Point-By-Point: The Case Against Obamacare
Alyene Senger /
Two years ago, Congress and President Obama rushed to pass the enormous 2,700-page health care law that most didn’t even have time to read. As time has passed, Heritage experts have analyzed the law and written extensively on the need for its repeal. The major components of Heritage’s Case Against Obamacare are summarized below.
Individual Mandate: Obamacare includes a requirement that everyone buy government-approved health insurance or face a penalty. This mandate is unconstitutional and violates personal liberty.
Employer Mandate: Obamacare includes a requirement that employers with 50 or more employees provide government-approved health insurance or face a fine. This mandate will hit workers through lower wages and fewer jobs, shareholders through lower profits, and consumers through higher prices.
Health Care Subsidies: Obamacare spends more than $400 billion in the first 10 years to subsidize health insurance offered through government-designed exchanges. The design of these subsidies reinforces the current inequities in the tax code and creates new ones that will discourage work and encourage employers to discontinue offering health insurance.

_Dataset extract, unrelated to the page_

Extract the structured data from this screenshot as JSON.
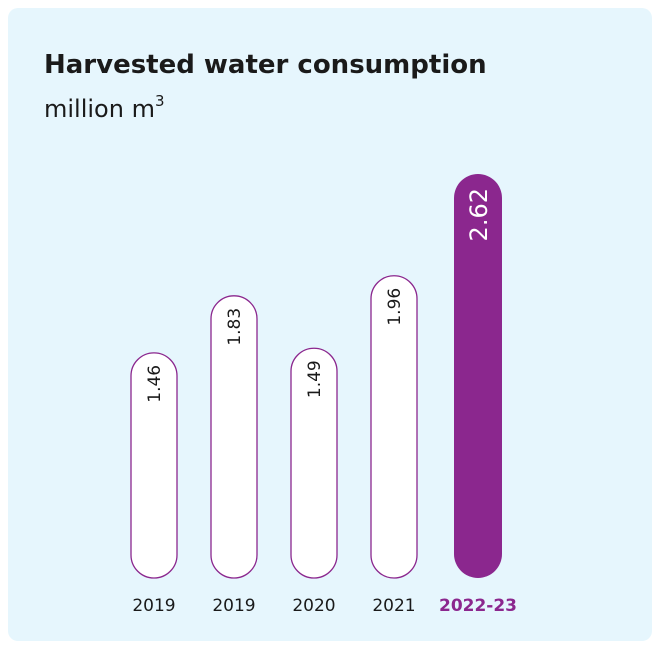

Medicaid Expansion: Obamacare requires states to expand an already broken Medicaid program that is squeezing state budgets and providing poor-quality care. More than half of the reduction in uninsured under Obamacare comes from expanding this failing welfare program.
Medicare Cuts: Obamacare cuts more than $500 billion from Medicare—not to shore up Medicare’s long-term solvency, but to pay for new spending in Medicaid and new health care subsidies. These payment cuts are unsustainable and will jeopardize seniors’ access to care and services.
Independent Payment Advisory Board: Obamacare puts in place an unelected board to reduce payments to Medicare providers. These major payment decisions will ultimately impact seniors’ ability to access care and services.
CLASS Act: Obamacare creates a new long-term care entitlement program for all Americans. The program is actuarially unsound and fiscally irresponsible. Its flawed design has led the Administration to put its implementation on hold.
New Taxes: Obamacare includes more than $500 billion in new taxes. Many of these new taxes will be passed on to consumers in higher prices, while others will lead to higher tax rates on work and investment and discourage economic growth.
Government Regulation and Benefit Mandates: Obamacare adds layers of regulation and benefit mandates on insurers and the insurance market and on employer health plans. Together, these provisions will increase costs, destabilize the market, and reduce consumer choice.